OUR STATE lawmakers and other leaders have devised a unique way of keeping us warm this winter: make our blood boil.

OUR STATE lawmakers and other leaders have devised a unique way of keeping us warm this winter: make our blood boil.

That's what happens to our blood, anyway, when we contemplate the outrageous cost-of-living pay increases that members of the Legislature and the judicial branch will be pocketing this year. Gov. Corbett says he will freeze increases for management employees in the executive branch, including himself, his Cabinet and the lieutenant governor. That's a smart move, but it could still leave close to 1,500 employees who will be getting a legally mandated 3 percent pay hike this year.

When Auditor Jack Wagner called for a freeze to COLA payments in 2010, he estimated that halting the then-1.7 percent hikes would save the state $3 million in the first year and $12 million over four years.
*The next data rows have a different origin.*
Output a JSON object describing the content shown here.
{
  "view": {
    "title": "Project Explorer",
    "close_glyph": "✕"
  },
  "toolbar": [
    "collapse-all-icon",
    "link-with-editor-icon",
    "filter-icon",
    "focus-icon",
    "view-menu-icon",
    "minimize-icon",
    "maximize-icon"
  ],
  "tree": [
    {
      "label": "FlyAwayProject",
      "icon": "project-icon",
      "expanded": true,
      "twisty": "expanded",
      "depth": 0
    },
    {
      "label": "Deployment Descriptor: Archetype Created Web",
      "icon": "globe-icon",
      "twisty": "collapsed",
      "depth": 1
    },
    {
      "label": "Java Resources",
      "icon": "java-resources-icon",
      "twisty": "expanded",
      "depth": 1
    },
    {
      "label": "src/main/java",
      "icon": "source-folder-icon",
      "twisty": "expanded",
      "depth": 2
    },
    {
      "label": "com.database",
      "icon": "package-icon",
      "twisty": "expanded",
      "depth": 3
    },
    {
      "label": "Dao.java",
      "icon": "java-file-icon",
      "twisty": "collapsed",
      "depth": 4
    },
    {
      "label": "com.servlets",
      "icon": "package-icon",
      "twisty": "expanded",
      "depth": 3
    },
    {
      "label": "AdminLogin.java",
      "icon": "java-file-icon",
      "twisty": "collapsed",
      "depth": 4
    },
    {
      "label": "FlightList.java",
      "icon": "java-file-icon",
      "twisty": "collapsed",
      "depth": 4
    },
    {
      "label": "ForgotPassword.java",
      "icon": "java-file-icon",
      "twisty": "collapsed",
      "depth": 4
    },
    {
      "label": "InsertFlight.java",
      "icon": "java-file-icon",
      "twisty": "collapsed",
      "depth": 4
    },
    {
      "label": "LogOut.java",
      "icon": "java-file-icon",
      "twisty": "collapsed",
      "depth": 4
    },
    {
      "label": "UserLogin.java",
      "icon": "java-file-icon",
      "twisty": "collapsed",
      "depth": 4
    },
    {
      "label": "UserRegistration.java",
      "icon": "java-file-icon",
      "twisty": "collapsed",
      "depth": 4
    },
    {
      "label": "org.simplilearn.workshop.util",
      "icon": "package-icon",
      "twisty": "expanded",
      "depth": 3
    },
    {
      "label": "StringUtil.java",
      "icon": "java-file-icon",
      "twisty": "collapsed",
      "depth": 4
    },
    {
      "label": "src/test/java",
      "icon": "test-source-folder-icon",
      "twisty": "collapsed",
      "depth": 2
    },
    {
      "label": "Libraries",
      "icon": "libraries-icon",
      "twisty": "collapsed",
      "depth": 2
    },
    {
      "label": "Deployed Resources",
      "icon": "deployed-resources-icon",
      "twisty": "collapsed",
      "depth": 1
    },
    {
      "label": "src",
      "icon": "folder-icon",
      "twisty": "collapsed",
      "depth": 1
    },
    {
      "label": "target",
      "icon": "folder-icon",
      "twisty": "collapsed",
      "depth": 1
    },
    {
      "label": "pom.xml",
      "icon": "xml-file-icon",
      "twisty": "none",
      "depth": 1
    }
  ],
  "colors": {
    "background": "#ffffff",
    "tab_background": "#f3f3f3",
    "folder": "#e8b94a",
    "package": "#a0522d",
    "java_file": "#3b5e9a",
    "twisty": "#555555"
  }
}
By our calculation, that means that this years's 3 percent hike could represent $5 million or more, and $20 million over four years. That doesn't include the cost of higher pension payments, which are based on the higher salary figures.

Some lawmakers are returning their raises to the Treasury. Others have vowed to donate their pay hike to charity - Corbett did that with his raise last year - but as gestures go, this is possibly even more offensive than taking the raise to begin with.

For one thing, those donations become self-serving, since they represent big charitable contributions - $2,400 in the case of a lawmaker's raise - that can reap them nice federal tax deductions. That means that while one hand is adjusting the lawmakers' haloes, the other hand is putting money in their pocket after all.

There's further irony in these so-called charitable gestures at a time when the state budget cuts are targeting social services. Let's see if we have this straight: Some social programs are being cut in order to pay higher salaries to public servants, who then may end up contributing to those very programs, or others like it. This is sounding less like a democracy, and more like a monarchy, with dukes and earls practicing their noblesse oblige on the poor peasants.

Is your blood simmering yet?

(If lawmakers really feel guilty taking the raise, they should find one of the thousands of the working poor who lost their state health coverage last year and send them a check, though they'd lose the tax benefit.)

The COLA is legally mandated - which means the Legislature has made sure that this increase is automatic. An automatic pay raise in this day and age is proof that lawmakers are way out of touch. Next thing you know, the General Assembly will be bringing back rotary dial telephones and PacMan games.

State Rep. Scott Perry, R-York, is proposing a bill that would suspend raises when revenues fall short. This is a good start, but not enough.

The COLA should be abolished - plain and simple.